Take some time to pore over any list of highest-grossing movies and you'll notice a trend: most of the movies on that list that came out in the last decade or two are rooted in the sci-fi genre.
Comic book movies, space movies, dystopian futures, dinosaurs brought back to life—they're all related to the sci-fi genre. And is it really a surprise? One of the appeals of cinema is being able to experience stories that just aren't possible in the real world.
But hasn't that always been true? We've always wanted to hear, see, and experience characters and virgin worlds waiting to be discovered. Then why is the trend in sci-fi movie popularity so specifically recent?
Here's our take on why sci-fi movies are so popular in modern cinema, and the reasons aren't always obvious.
1. Escapism From Real Life
When we sit in a dark theater—whether that's a brick-and-mortar cinema or a dedicated home media center—that one feeling begins to creep in. It's slow, it's invisible, but before you know it, you're sucked in.
You find yourself lost in the story for the remainder of the film. For the next 90 to 120 minutes, there's no outside world anymore. All that remains is the world on the screen.
Stories are ultimately escapism. They take us away from the real world and bring us into a fictional one, and that escape is valuable. That's why people are willing to pay for it, and the reason why streaming services like Netflix are so popular across demographics.

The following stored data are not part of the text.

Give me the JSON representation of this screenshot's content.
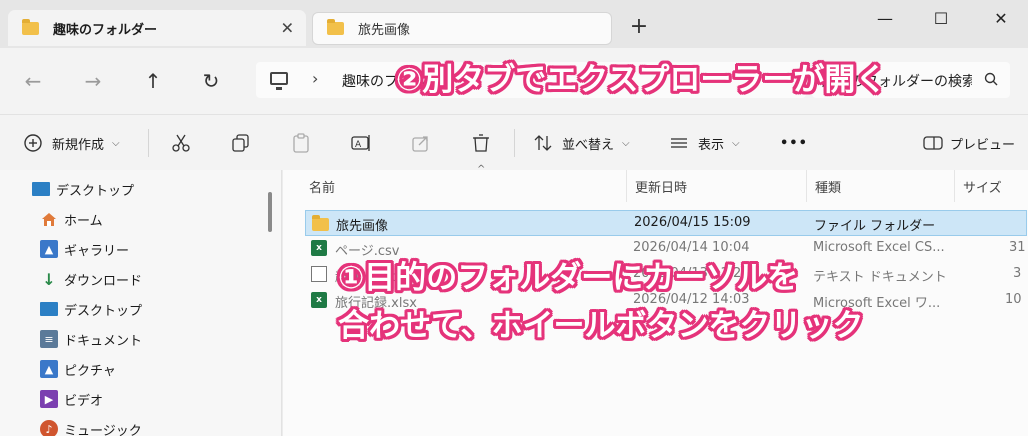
{
  "tabs": [
    {
      "label": "趣味のフォルダー",
      "close": "✕"
    },
    {
      "label": "旅先画像"
    }
  ],
  "new_tab": "+",
  "window": {
    "minimize": "—",
    "maximize": "☐",
    "close": "✕"
  },
  "nav": {
    "back": "←",
    "forward": "→",
    "up": "↑",
    "refresh": "↻"
  },
  "address": {
    "separator": "›",
    "path": "趣味のフォルダー"
  },
  "search": {
    "value": "趣味のフォルダーの検索"
  },
  "commands": {
    "new_label": "新規作成",
    "sort_label": "並べ替え",
    "view_label": "表示",
    "more": "•••",
    "preview_label": "プレビュー"
  },
  "sidebar": {
    "items": [
      {
        "label": "デスクトップ",
        "icon": "desktop-icon",
        "color": "#2b7fc4"
      },
      {
        "label": "ホーム",
        "icon": "home-icon",
        "color": "#e07a3a"
      },
      {
        "label": "ギャラリー",
        "icon": "gallery-icon",
        "color": "#3a78c9"
      },
      {
        "label": "ダウンロード",
        "icon": "download-icon",
        "color": "#2a8a4a"
      },
      {
        "label": "デスクトップ",
        "icon": "desktop-icon",
        "color": "#2b7fc4"
      },
      {
        "label": "ドキュメント",
        "icon": "document-icon",
        "color": "#5b7a99"
      },
      {
        "label": "ピクチャ",
        "icon": "pictures-icon",
        "color": "#3a78c9"
      },
      {
        "label": "ビデオ",
        "icon": "video-icon",
        "color": "#7b3fb0"
      },
      {
        "label": "ミュージック",
        "icon": "music-icon",
        "color": "#d0552e"
      }
    ]
  },
  "columns": {
    "name": "名前",
    "modified": "更新日時",
    "type": "種類",
    "size": "サイズ"
  },
  "files": [
    {
      "name": "旅先画像",
      "modified": "2026/04/15 15:09",
      "type": "ファイル フォルダー",
      "size": "",
      "kind": "folder"
    },
    {
      "name": "ページ.csv",
      "modified": "2026/04/14 10:04",
      "type": "Microsoft Excel CS...",
      "size": "31",
      "kind": "excel"
    },
    {
      "name": "趣味一覧.txt",
      "modified": "2026/04/13 11:20",
      "type": "テキスト ドキュメント",
      "size": "3",
      "kind": "text"
    },
    {
      "name": "旅行記録.xlsx",
      "modified": "2026/04/12 14:03",
      "type": "Microsoft Excel ワ...",
      "size": "10",
      "kind": "excel"
    }
  ],
  "annotations": {
    "top": "②別タブでエクスプローラーが開く",
    "bottom_line1": "①目的のフォルダーにカーソルを",
    "bottom_line2": "合わせて、ホイールボタンをクリック"
  },
  "colors": {
    "annotation_outline": "#e5337a",
    "selection": "#cde6f7"
  }
}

With the sci-fi genre being the one furthest away from reality, that kind of removal from everyday mundanity is exactly what compells people to watch. We don't know what it's like to be swinging around like Spider-Man, or hunting for Replicants in dystopian Los Angeles.
Cinema helps us do that. The fascination with different places and impossible concepts make for great stories—and in the modern era of cinema, sci-fi stories are the purest form of escapism.
2. Unlimited Imagination
Advancements in filmmaking technology have allowed filmmakers to push boundaries beyond anything before. They no longer have to rely on miniatures and makeup alone to pull off physics-defying sequences that require heavy visual effects work.
As visual effects continue to bring more realistic effects to the screen, the limitations of filmmaking technology disappear.
For example, Industry Light & Magic's new StageCraft technique has revolutionized what actors and filmmakers can see when they're building virtual sets—and it's been hailed as the next era in VFX.
Given how modern films look so great on the big screen, to the point that audiences often don't realize they're even looking at CGI, it's opened up all kinds of possibilities for sci-fi cinema unlike ever before.
3. The Era of Superheroes
Science fiction is a broad term. One that, when boiled down to its very essence, can describe pretty much anything fictional as long as it's explained in a way that sounds scientific. In that case, superheroes definitely fit the mold—just ask Iron Man, Batman, etc.
The advent of 21st century superhero movies has driven the box office to heights never seen before—not just in terms of sheer dollar amounts, but the reliable consistency to which people watch them.
Some have lamented the current era of superhero movies, since it has driven studios to prioritize these types of movies over everything else. And it's true that certain areas of cinema now suffer for it in the long-term. But the fact remains: superhero movies are profitable.
People want to see their favorite characters come to life on the big screen, and these characters have come to define parts of pop culture all around the world, hooking in people across generations.
4. Epic Scope and Scale
Ever since Fritz Lang came to the fore with Metropolis, sci-fi films have had a sense of scale that few other genres can match.
The epic size of these worlds built around characters and stories—even ones as "mundane" as dystopian Los Angeles in Blade Runner—is part of the story all to themselves. And as sci-fi grew more widely favored, studios have increasingly commited to larger production budgets.
Adventure epics like Lawrence of Arabia were iconic in their time, but now films like Avengers: Endgame and Interstellar have proven able to achieve a greater degree of scope and even greater financial success.
5. Legitimization of a Subculture
For decades, people who enjoyed the explorations of science fiction—whether via comic books or novels or cheesy low-budget TV shows—were often ridiculed by adults for liking "childish" things.
Over time, the culture surrounding comic books and novels and all things science fiction has shifted. Even the stories that entertained us as children are still entertaining today on the big screen, with characters like Deadpool being targeted at older audiences.
Sci-fi culture is now legitimate. It's a thing of its own, and it's no longer ridiculed. In fact, science fiction is pretty cool.
The way the filmmakers have told sci-fi stories throughout cinematic history has led it to this moment, where sci-fi is the mainstream now. This is what mainstream cinema has become.